Apparently every thread we have ever had, every rules confusion, every club-day memory, every bit of hobby chaos, became a post on Wiatry Magii. Which is both hilarious and, honestly, a little unsettling.
Our first reaction was basically a mix of:
- “Haha, that’s funny”
- “Wait, there is how much of it?”
- “Hold on, where’s the Kill Team?”
- “The internet is dead”
Wilini immediately called out the bias, because at first glance it looked like there was nothing about Kill Team, Warhammer 40,000, or Age of Sigmar. Michał insisted there was loads of all of it — and, to be fair, part of the problem turned out to be very practical: on mobile, the pagination wasn’t visible, so the site looked much smaller than it really was.
That somehow makes the whole thing even funnier. Not only did the machine generate a whole archive of our hobby life, it also hid part of it behind mobile UX.
Then Stas started digging and found one of the generated posts:
And that was the moment when it really clicked. This wasn’t just a joke landing page or a couple of AI summaries. It was full-on blog-post reality, complete with that eerily familiar tone where the text sounds just enough like us to be convincing.
At one point Stas quoted this line back at us:
“As Michał summed it up perfectly, it was a bit like Dubry said: we are sure about the rules, and then suddenly it turns out they work in a completely different way. Classic.”
Honestly? Classic.
That was probably the most disturbing part: not that it existed, but that it managed to reproduce the exact kind of sentence we would absolutely say after confidently misunderstanding a rule for half an evening.
So naturally the verdict arrived quickly:
Internet is dead.
A little later, the project became even more real when Stas asked the crucial question:
Did Michał actually buy wiatrymagii.pl?
Yes. Yes, he did.
Which means this strange little experiment instantly crossed the line from “funny generated thing” into “alarmingly legitimate hobby website”.
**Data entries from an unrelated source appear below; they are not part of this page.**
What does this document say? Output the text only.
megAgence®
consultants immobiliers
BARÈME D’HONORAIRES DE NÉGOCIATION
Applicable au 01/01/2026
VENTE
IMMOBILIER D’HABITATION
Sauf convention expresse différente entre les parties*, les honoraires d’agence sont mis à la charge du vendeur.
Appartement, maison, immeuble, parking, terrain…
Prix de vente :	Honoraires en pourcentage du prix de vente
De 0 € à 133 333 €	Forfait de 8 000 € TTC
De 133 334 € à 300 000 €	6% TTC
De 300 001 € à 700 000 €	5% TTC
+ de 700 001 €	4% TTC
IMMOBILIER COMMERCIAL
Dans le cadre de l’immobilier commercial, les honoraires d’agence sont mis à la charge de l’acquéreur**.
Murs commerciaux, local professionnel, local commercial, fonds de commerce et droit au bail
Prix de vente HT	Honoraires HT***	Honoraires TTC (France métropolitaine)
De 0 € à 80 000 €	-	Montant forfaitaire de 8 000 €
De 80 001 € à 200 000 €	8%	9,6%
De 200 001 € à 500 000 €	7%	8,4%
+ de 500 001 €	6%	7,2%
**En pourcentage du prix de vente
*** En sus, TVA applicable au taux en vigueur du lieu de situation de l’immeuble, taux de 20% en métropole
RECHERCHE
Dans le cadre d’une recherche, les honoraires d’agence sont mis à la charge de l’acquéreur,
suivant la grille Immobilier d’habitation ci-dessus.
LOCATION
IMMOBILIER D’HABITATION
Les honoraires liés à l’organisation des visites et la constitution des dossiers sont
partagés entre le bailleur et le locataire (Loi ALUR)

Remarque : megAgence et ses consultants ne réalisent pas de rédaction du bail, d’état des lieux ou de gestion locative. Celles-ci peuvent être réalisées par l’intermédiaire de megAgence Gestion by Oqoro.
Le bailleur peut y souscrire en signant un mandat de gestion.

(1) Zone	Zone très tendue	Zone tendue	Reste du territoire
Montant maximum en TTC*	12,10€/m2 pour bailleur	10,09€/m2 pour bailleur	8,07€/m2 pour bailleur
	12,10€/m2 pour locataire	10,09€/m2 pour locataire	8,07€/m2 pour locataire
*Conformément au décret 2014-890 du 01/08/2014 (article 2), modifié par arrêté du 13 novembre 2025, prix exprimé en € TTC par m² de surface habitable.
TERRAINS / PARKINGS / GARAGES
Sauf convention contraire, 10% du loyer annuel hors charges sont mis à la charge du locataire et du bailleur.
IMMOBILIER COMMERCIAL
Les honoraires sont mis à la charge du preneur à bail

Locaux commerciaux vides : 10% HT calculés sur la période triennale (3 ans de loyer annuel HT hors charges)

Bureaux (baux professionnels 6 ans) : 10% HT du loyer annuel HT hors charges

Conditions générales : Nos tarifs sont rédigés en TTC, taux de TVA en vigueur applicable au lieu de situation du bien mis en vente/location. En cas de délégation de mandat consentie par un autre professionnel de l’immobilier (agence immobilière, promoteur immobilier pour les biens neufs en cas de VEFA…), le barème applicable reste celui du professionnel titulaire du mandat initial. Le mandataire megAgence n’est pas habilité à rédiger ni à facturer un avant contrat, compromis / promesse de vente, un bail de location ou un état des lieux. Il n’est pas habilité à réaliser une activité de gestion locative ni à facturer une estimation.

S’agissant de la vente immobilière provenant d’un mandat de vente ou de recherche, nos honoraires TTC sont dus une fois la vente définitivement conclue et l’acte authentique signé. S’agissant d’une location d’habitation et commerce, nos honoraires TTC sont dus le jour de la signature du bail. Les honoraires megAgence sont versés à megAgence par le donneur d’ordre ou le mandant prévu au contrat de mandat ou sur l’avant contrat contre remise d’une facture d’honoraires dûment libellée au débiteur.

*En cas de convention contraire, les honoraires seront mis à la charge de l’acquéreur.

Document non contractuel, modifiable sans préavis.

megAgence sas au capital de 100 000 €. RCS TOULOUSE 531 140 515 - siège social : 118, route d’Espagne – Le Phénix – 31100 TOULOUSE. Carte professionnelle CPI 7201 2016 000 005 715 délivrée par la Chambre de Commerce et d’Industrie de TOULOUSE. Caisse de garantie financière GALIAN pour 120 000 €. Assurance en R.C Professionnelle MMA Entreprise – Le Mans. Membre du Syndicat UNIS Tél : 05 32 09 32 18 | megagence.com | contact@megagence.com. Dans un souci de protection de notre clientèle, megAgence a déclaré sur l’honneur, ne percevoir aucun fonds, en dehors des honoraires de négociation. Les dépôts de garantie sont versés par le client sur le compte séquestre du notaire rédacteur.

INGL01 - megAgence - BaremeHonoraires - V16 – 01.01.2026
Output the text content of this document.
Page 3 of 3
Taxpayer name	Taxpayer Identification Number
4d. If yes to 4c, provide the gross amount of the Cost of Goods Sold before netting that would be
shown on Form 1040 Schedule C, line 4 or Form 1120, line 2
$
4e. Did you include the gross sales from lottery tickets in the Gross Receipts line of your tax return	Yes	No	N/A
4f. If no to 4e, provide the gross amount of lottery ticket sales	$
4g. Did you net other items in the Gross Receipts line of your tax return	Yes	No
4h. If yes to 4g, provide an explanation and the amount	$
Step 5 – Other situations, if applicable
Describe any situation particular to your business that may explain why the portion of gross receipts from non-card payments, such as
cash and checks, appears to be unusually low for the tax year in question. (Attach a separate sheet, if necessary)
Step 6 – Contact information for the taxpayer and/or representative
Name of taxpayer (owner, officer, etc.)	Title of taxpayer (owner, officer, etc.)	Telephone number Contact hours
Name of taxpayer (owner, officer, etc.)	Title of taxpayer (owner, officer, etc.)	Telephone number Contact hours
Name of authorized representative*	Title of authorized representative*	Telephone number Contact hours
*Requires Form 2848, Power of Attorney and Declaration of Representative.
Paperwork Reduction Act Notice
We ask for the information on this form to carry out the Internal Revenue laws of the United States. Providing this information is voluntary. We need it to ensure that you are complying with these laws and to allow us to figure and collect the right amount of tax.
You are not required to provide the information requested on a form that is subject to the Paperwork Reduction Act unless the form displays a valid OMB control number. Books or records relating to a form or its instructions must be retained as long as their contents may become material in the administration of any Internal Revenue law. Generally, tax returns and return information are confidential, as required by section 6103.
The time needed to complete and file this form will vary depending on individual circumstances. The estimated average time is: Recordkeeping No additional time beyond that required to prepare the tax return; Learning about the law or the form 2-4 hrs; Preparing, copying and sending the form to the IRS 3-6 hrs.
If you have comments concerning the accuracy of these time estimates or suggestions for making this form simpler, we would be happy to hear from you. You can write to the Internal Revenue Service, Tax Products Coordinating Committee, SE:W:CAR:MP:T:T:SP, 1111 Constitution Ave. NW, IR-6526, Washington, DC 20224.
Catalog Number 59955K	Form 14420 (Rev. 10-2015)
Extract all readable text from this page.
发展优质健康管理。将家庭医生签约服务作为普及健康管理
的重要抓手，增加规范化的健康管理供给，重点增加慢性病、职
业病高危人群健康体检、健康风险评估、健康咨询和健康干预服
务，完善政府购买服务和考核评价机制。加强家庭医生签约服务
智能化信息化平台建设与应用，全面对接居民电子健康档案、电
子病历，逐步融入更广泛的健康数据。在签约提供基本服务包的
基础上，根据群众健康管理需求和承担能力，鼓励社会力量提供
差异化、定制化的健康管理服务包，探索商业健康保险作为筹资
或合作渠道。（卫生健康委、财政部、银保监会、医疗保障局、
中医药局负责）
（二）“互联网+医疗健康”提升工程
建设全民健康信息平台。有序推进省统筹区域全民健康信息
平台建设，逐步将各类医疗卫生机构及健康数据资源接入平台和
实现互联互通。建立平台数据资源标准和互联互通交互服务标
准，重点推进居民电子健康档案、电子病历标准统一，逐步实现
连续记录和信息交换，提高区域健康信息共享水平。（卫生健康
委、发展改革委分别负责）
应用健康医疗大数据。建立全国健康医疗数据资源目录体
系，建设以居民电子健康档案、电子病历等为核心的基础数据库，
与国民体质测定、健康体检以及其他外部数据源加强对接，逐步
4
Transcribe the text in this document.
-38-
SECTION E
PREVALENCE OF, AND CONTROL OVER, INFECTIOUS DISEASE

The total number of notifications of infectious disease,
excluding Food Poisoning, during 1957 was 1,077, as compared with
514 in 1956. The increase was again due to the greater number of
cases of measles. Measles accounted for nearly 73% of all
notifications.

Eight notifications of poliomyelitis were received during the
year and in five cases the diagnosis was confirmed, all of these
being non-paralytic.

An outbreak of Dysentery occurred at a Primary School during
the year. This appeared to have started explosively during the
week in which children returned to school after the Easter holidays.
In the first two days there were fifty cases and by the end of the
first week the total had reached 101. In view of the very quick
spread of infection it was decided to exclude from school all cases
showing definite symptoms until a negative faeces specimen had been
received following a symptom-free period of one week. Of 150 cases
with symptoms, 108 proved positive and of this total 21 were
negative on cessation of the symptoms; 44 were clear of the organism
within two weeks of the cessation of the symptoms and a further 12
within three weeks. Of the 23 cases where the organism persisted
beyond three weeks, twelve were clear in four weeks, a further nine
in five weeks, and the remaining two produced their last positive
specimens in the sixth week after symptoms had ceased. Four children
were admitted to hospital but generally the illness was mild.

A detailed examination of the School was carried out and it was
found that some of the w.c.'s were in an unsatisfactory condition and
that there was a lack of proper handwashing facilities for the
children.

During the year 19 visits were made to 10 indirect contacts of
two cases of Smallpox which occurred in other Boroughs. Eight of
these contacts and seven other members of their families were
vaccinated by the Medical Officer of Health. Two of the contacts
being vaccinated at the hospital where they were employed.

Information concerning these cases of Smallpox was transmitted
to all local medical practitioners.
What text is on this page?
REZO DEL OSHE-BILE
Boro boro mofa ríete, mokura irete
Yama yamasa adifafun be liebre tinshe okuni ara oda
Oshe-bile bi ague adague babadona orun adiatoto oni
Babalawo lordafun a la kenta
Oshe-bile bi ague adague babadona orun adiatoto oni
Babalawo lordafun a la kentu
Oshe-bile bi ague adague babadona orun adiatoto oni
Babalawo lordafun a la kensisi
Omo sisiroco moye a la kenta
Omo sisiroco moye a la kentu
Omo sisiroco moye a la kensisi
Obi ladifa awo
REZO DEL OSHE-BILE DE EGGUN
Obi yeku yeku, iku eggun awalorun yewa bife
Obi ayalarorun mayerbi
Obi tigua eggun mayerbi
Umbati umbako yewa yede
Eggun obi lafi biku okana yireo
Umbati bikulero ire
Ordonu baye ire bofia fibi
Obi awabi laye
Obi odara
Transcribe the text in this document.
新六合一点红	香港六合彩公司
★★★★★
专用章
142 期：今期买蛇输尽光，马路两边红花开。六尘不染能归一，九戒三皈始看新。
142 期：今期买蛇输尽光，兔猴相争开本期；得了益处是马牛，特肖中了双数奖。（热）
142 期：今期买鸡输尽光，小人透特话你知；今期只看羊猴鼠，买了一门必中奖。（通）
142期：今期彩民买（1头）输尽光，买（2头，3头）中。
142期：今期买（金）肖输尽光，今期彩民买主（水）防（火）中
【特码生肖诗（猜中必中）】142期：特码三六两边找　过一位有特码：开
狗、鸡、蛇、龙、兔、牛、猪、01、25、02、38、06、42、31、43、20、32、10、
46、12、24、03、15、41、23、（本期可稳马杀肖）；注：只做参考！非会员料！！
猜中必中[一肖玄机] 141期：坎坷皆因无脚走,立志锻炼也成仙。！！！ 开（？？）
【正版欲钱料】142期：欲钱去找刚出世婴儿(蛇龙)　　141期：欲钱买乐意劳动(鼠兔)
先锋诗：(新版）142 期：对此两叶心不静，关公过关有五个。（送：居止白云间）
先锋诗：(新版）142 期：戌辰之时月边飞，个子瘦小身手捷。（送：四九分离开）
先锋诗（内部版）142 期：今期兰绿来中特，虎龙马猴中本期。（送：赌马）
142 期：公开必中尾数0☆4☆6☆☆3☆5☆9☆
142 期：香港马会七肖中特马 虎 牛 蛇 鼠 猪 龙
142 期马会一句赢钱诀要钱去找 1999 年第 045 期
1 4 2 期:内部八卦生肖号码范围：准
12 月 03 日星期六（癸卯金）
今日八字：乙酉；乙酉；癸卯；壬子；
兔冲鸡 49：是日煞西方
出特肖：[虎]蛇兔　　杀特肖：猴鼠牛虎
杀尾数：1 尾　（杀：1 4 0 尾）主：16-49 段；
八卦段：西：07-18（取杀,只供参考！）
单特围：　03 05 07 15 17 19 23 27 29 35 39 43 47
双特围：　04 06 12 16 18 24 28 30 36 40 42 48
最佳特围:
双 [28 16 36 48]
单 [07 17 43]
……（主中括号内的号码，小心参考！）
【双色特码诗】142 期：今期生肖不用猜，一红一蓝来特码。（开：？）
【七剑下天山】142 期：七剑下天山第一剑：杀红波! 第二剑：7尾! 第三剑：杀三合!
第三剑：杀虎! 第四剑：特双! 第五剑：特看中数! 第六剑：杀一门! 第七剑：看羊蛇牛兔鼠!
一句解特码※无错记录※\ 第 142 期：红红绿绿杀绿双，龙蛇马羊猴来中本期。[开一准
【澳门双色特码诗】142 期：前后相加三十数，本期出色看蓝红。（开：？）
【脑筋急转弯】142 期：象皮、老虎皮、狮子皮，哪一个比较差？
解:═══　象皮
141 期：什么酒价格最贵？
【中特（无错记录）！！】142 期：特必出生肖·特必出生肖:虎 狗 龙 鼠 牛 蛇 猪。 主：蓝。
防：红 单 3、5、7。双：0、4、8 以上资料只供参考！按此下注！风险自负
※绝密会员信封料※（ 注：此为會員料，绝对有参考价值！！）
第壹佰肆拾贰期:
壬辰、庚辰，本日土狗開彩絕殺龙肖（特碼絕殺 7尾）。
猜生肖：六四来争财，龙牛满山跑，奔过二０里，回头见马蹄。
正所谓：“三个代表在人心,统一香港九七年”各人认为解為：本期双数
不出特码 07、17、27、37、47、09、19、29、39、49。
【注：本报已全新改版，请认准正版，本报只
And the best part is that once we got past the initial shock, it genuinely turned into a nostalgia machine. Michał linked one of the older generated posts and suddenly the whole thing stopped being just a tech joke and started feeling like a scrapbook of our club life.
That one especially hit the right note: the kind of absurdly long hobby day that feels completely normal to us and deeply unreasonable to everyone else.
Ender noticed another important detail too: it even had photos. Which, somehow, pushed it one step further from “AI curiosity” into “okay, this is an actual blog now”.
And in the end, after all the jokes about bias and dead internet, the overall reaction was pretty simple:
this blog is great.
Of course, being us, appreciation was immediately followed by demands for more Kill Team. Ender pointed out there still wasn’t enough of it, and very quickly the conversation slid back into the most natural direction possible: wanting more games, more posts, and checking who would play whom once the exam business was out of the way.
With a follow-up question that felt extremely on-brand:
Who with? Deathwatch?
So that is where we are now. We accidentally have a blog-shaped mirror of our hobby history, it is weirdly good at sounding like us, it apparently contains years of our Warhammer nonsense, and our main complaint is still that there should probably be more Kill Team.
Which, if we’re honest, is exactly the kind of feedback this project deserved.
If nothing else, it is a very strong reminder that we have spent an impressive amount of time talking about Warhammer 40,000, Age of Sigmar, and Kill Team — enough that feeding it all into a machine produces something that feels uncomfortably close to a real chronicle.
A bit cursed, a bit brilliant, and very much ours.